Equinor and Ithaca Energy’s Rosebank oil project in the UK North Sea has been hit by legal challenges from campaign groups Uplift and Greenpeace UK.

Greenpeace UK and Uplift will file separate legal challenges with the aim of overturning the UK government’s approval of the Rosebank oilfield development.

In September this year, Equinor and Ithaca Energy took the final investment decision to move ahead with the Phase 1 of the oil field with an investment of $3.8bn. This was after securing approval from the North Sea Transition Authority (NSTA).

Greenpeace UK and Uplift have both submitted applications to the Court of Session in Edinburgh. The groups are seeking a judicial review of the decision made by the current Energy Secretary, Claire Coutinho, and the NSTA to give consent to develop the largest untapped oil field in the UK North Sea.

The total recoverable resources of the Rosebank field as per Equinor are approximately 300 million barrels of oil, with Phase 1 focusing on an estimated 245 million barrels.

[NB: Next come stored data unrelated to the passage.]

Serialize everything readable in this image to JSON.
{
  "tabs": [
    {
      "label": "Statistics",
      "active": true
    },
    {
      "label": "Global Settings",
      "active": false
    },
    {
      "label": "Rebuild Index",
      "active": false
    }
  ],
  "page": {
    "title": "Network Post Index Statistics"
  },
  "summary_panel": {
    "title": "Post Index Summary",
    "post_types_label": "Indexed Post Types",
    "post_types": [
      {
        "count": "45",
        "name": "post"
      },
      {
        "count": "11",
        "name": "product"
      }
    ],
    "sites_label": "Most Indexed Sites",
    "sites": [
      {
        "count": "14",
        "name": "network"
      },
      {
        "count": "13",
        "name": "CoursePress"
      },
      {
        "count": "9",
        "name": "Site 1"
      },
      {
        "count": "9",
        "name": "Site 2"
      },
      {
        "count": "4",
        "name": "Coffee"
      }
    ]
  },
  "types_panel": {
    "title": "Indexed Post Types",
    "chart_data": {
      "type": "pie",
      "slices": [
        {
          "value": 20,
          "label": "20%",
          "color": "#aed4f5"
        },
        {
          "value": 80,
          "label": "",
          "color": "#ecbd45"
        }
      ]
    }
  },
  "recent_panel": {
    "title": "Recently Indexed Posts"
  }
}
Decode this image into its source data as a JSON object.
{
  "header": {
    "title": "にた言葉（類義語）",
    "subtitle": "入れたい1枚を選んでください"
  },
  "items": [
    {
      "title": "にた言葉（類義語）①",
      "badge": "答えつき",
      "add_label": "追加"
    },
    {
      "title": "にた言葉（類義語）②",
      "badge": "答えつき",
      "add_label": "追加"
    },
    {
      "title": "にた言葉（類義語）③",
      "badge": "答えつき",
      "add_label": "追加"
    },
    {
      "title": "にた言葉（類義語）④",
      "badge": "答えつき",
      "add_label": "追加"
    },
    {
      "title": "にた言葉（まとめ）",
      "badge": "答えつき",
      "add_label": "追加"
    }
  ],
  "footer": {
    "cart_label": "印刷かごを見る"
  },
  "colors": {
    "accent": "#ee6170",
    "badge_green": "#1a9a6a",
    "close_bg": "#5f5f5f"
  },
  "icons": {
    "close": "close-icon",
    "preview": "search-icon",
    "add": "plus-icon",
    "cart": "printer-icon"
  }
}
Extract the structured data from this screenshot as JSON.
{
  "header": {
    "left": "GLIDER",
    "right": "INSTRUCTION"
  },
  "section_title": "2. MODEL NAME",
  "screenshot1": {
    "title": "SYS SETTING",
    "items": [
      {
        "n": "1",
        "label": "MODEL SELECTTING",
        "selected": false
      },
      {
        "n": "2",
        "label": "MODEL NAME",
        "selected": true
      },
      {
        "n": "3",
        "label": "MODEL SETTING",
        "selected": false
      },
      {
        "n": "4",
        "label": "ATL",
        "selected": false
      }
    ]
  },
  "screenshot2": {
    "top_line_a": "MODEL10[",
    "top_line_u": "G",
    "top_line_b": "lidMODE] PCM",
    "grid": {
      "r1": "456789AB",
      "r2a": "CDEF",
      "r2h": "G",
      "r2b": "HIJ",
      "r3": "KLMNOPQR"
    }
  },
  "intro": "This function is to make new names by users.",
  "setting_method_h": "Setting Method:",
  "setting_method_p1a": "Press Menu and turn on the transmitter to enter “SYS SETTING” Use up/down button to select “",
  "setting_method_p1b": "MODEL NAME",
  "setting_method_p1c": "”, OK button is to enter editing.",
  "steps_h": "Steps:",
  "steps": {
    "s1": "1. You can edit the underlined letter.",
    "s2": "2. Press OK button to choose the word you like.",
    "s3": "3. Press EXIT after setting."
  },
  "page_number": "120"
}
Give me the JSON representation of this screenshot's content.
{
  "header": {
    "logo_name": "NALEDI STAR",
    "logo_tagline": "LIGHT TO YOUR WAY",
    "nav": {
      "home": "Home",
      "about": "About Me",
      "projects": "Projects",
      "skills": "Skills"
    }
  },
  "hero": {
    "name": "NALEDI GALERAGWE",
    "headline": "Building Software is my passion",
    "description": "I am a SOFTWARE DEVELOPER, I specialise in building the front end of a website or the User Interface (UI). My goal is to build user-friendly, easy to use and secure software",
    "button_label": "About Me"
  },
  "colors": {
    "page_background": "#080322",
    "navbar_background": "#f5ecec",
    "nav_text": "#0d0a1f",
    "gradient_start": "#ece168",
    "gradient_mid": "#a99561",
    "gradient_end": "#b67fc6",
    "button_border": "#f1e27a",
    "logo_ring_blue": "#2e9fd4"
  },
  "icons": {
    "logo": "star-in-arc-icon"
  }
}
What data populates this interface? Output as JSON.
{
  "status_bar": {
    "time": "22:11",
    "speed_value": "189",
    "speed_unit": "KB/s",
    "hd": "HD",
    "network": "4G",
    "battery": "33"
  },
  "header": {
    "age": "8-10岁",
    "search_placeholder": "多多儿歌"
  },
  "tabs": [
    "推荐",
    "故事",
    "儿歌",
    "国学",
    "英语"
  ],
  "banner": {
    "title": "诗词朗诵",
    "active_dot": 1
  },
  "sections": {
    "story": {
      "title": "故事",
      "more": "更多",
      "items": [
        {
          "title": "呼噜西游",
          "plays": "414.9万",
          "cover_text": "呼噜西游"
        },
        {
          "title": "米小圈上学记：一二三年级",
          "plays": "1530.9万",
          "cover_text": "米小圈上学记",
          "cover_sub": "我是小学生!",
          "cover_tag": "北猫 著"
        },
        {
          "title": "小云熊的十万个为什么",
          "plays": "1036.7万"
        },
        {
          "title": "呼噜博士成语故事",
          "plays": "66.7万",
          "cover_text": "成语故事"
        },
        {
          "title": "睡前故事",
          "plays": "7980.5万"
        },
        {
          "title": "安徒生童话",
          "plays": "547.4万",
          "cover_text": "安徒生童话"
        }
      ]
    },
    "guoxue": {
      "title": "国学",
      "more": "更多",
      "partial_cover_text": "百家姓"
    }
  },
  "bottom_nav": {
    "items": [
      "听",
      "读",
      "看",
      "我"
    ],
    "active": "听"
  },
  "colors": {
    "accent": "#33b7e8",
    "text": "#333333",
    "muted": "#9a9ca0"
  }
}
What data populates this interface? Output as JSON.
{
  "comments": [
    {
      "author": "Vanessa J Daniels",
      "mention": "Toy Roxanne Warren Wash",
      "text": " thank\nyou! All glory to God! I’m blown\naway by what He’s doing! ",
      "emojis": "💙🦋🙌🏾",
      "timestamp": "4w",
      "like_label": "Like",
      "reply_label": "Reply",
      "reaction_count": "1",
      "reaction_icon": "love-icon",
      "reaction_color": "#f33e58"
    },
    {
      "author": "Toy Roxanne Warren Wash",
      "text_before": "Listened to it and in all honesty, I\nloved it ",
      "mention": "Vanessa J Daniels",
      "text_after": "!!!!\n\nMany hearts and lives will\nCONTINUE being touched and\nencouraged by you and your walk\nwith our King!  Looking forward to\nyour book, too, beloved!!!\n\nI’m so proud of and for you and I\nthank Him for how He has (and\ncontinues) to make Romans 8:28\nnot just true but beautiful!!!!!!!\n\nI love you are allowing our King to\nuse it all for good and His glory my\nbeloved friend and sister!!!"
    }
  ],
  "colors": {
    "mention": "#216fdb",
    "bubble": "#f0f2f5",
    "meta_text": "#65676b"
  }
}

According to Uplift and Greenpeace UK, the decision to approve the Rosebank oil project is unlawful.

Their points of argument include the neglect of the impact of emissions from burning Rosebank’s oil and inconsistency with the government’s objectives to reduce greenhouse gas emissions and ensure a secure climate.

Additionally, the groups allege that the project could potentially harm a protected area in the North Sea and the diverse marine life it sustains.

Uplift executive director Tessa Khan, who is a climate lawyer, said: “If Rosebank goes ahead, the UK will blow its own plans to stay within safe climate limits. It’s that simple. If the government disagrees, it needs to provide evidence and prove it in court.

“The regulator also needs to be open about its reasons for approving a huge oil field when we’re facing a worsening climate crisis.”

Greenpeace UK claimed that the combustion of Rosebank’s oil would release as much carbon dioxide as operating 56 coal-fired power stations for a year.

The group further said that the burden of developing the field, accounting for nearly all of the costs, will be borne by the UK public, while the owners of Rosebank are set to receive approximately £3bn in tax breaks.

Despite this, the Rosebank oil project is unlikely to lower household energy bills, as its oil will be sold globally, mostly exported, and the production of British oil and gas does not significantly impact the prices paid by UK consumers, the environmental group argued.

Greenpeace UK co-executive director Areeba Hamid said: “Since its oil will be exported and sold by Norwegian fossil fuel giant, Equinor, Rosebank won’t deliver any benefits to the UK’s energy security, economy, or lower bills.

“It’s just more proof that this government is putting the profits of oil and gas companies over the British public and the planet. Rosebank’s development simply cannot go ahead.

“And we’re taking the government to court to make sure that it doesn’t.”